I don’t know how long I stood there before I figured it out. Before I got that those bears were supposed to be Margaret and Rose. Before I knew that I could look in every other room in the house and never find another bedroom.
“Meggie, what on earth are you still doing in the bath . . . ?” Margaret’s voice, loud at first, trailed off altogether. I could feel her looking at me, at the room, at the bears sitting together, and then back at me.
“You didn’t know.” She sounded surprised. I guess she should have been. I’d always wondered why some people in town and even at church wouldn’t talk to them, why Jess’s mother had glanced at mine and muttered, “Let’s hope not,” the time I said, “Me and Jess are going to be friends forever just like Margaret and Rose,” after we got drunk on peach schnapps we snuck during her aunt’s bachelorette party.
“No,” I said. “I didn’t.”
“Well, you do now. You want me to drive you home, or do you want to walk?” Margaret’s voice was crisp but when I looked over at her she was staring at the bears with a sad look on her fa
ce, like she’d had this conversation before. Like people looked at her after they knew and stopped seeing her.
“Can I have my sandwich first?”
She glanced at me. She didn’t smile. She frowned, then squinted at me, and after a long while she nodded.

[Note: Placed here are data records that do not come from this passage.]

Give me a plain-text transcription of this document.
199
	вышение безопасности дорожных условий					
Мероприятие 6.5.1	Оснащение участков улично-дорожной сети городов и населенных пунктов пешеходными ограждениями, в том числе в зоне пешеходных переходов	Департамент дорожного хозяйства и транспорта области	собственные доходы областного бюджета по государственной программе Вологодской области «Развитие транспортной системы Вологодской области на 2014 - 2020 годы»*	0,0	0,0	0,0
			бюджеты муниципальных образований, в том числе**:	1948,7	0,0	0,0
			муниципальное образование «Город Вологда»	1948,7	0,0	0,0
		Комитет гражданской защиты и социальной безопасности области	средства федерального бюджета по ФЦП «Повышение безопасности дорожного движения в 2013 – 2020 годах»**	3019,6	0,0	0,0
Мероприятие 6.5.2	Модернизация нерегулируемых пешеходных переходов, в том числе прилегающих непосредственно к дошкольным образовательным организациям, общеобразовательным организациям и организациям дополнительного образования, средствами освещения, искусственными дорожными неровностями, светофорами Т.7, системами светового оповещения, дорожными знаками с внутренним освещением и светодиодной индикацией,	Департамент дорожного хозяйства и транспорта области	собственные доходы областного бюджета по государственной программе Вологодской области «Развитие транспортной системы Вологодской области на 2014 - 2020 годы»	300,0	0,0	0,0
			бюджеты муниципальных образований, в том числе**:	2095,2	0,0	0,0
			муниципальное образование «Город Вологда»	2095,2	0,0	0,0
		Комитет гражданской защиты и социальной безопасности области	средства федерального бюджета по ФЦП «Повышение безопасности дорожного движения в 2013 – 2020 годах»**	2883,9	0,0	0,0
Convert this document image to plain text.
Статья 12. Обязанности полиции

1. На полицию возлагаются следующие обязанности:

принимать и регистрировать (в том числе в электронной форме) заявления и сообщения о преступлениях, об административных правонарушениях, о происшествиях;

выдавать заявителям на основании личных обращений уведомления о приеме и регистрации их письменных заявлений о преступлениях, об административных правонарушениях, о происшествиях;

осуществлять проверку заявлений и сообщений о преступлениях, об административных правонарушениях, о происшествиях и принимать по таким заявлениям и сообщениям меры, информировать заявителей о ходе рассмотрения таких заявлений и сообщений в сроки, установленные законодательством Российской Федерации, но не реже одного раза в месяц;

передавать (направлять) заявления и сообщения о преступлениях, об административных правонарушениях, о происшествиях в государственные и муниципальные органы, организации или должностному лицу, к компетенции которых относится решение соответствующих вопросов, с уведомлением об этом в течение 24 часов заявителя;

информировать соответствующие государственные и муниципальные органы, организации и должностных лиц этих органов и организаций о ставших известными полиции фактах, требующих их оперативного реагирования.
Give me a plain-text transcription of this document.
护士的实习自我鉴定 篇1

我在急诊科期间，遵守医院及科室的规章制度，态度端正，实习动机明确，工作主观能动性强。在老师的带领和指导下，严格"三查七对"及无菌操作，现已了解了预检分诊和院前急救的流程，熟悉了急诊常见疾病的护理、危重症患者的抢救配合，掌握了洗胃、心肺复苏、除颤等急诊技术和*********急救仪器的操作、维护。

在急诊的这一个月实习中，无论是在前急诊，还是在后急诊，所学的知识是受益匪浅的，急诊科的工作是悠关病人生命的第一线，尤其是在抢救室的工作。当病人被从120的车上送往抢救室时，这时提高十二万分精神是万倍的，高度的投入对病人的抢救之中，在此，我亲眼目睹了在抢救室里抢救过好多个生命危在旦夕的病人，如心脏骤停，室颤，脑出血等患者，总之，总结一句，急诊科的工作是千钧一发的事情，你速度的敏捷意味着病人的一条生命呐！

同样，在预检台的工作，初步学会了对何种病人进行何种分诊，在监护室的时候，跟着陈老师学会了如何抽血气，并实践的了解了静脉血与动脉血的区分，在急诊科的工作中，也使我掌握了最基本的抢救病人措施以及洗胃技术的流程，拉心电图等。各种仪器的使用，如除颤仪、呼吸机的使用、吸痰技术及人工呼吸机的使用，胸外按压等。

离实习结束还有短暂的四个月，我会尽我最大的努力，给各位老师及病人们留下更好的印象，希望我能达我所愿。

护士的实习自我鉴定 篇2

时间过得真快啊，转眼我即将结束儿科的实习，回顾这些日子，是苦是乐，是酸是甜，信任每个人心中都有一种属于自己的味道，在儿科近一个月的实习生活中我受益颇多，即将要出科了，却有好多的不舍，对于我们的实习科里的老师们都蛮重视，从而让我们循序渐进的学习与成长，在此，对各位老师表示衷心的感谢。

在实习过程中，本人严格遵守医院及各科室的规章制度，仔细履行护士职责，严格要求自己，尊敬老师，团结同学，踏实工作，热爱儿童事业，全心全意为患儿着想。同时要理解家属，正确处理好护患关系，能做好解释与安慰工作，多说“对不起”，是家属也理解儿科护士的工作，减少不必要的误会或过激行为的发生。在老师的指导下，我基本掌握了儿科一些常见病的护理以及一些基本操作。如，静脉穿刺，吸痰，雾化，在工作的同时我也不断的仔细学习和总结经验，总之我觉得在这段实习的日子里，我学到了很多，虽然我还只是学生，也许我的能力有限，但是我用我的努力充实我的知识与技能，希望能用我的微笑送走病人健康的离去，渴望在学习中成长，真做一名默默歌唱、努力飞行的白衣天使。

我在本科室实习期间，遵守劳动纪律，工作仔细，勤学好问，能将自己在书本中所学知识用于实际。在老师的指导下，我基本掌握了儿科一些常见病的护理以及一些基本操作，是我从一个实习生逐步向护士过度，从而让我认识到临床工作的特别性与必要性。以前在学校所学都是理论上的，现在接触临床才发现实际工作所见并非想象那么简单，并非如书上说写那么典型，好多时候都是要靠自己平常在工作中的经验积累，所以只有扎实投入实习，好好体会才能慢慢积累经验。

So I ate my sandwich, and then she drove me home. “Tell your parents you were at my house,” she said when I got out of the car. “I don’t want them hearing from someone else.”
“They won’t care.”
“Tell them anyway,” Margaret said.
Twelve
“It’s a nice surprise to see you here and not up in your room,” Mom said as she came into the living room. I was sitting on the sofa watching a bunch of news guys yell at each other about taxes. It was just like a talk show except everyone was wearing ties. “Want a snack?”
“Nah. I’m still kind of full from lunch.”
“What did you have?” She sat down next to me.
“Ham. Margaret made it. Well, not the ham. The sandwiches.”
“Margaret? From church?”
“Yep.”
“You . . . you ate lunch with her? At her house?”
I nodded.
“Well. That’s . . . did you have a nice time?”
“Sure. Have you ever been to her house?” I already knew the answer. One of the guys on TV was yelling so loud his face was bright red.
“No,” Mom said, and her voice had gone high and sort of strangled sounding. “Is it nice?”
“Small. One bathroom. One bedroom.”
She got off the sofa. “I didn’t see your car in the driveway. Did it break down?”
“No, it’s at school.”
“I’ll call your father and have him go look at it,” she said, and went into the kitchen. I could have heard what she said to Dad if I’d turned the television down, but I could already guess what it was.
Dad came home about ten minutes later. He stopped in the kitchen, saying something to Mom I didn’t try to listen to, and then came into the living room. “What happened to the car?”